Photonic bands and normal mode splitting in optical lattices interacting with cavities

TL;DR

This paper investigates how collective atom-cavity interactions lead to normal mode splitting and photonic band gaps, using models suited for different density regimes, and explores their implications for atomic lattice dynamics.

Contribution

It applies the open Dicke model and transfer matrix model to analyze normal mode splitting and photonic band gaps in ordered atomic clouds within optical cavities, highlighting their regimes of validity.

Findings

Normal mode splitting is observed in low-density regimes.

Photonic band gaps form at high optical densities.

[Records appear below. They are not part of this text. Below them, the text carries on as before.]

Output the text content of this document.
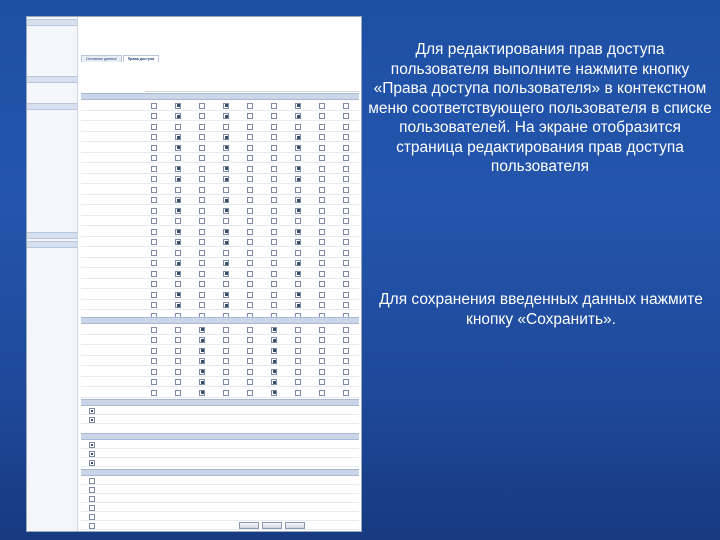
Основные данные	Права доступа
Для редактирования прав доступа пользователя выполните нажмите кнопку «Права доступа пользователя» в контекстном меню соответствующего пользователя в списке пользователей. На экране отобразится страница редактирования прав доступа пользователя
Для сохранения введенных данных нажмите кнопку «Сохранить».
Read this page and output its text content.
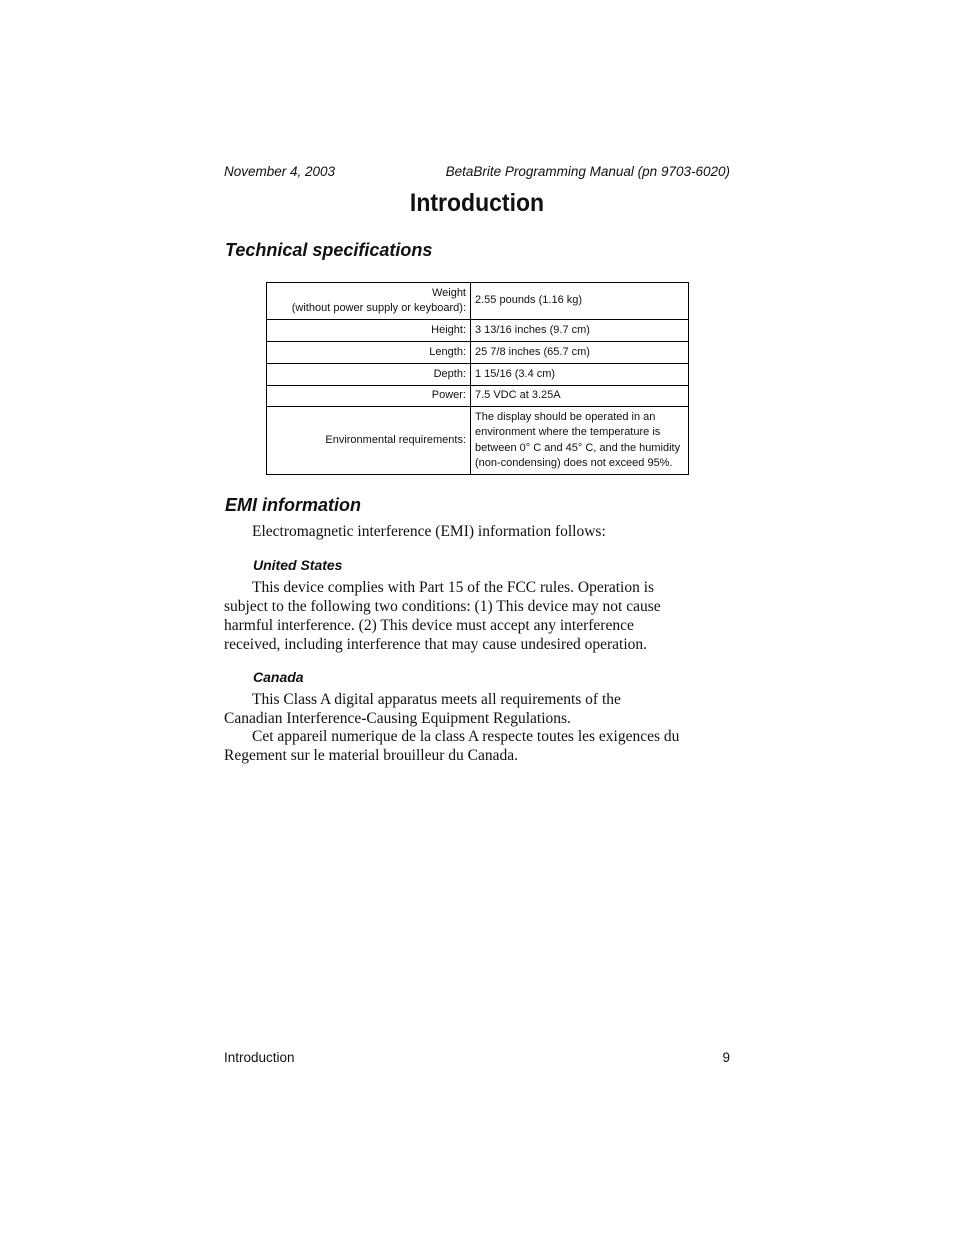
November 4, 2003	BetaBrite Programming Manual (pn 9703-6020)
Introduction
Technical specifications
Weight
(without power supply or keyboard):	2.55 pounds (1.16 kg)
Height:	3 13/16 inches (9.7 cm)
Length:	25 7/8 inches (65.7 cm)
Depth:	1 15/16 (3.4 cm)
Power:	7.5 VDC at 3.25A
Environmental requirements:	The display should be operated in an
environment where the temperature is
between 0° C and 45° C, and the humidity
(non-condensing) does not exceed 95%.
EMI information
Electromagnetic interference (EMI) information follows:
United States
This device complies with Part 15 of the FCC rules. Operation is
subject to the following two conditions: (1) This device may not cause
harmful interference. (2) This device must accept any interference
received, including interference that may cause undesired operation.
Canada
This Class A digital apparatus meets all requirements of the
Canadian Interference-Causing Equipment Regulations.
Cet appareil numerique de la class A respecte toutes les exigences du
Regement sur le material brouilleur du Canada.
Introduction	9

Models' limitations and pathways for generalized theories are discussed.

Abstract

Strong collective interaction of atoms with an optical cavity causes normal mode splitting of the cavity's resonances, whose width is given by the collective coupling strength. At low optical density of the atomic cloud the intensity distribution of light in the cavity is ruled by the cavity's mode function, which is solely determined by its geometry. In this regime the dynamics of the coupled atom-cavity system is conveniently described by the open Dicke model, which we apply to calculating normal mode splitting generated by periodically ordered clouds in linear and ring cavities. We also show how to use normal mode splitting as witness for Wannier-Bloch oscillations in the tight-binding limit. At high optical density the atomic distribution contributes to shaping the mode function. This regime escapes the open Dicke model, but can be treated by a transfer matrix model provided the saturation parameter is low. Applying this latter model to an atomic cloud periodically ordered into a one-dimensional lattice, we observe the formation of photonic bands gaps competing with the normal mode splitting. We discuss the limitations of both models and point out possible pathways to generalized theories.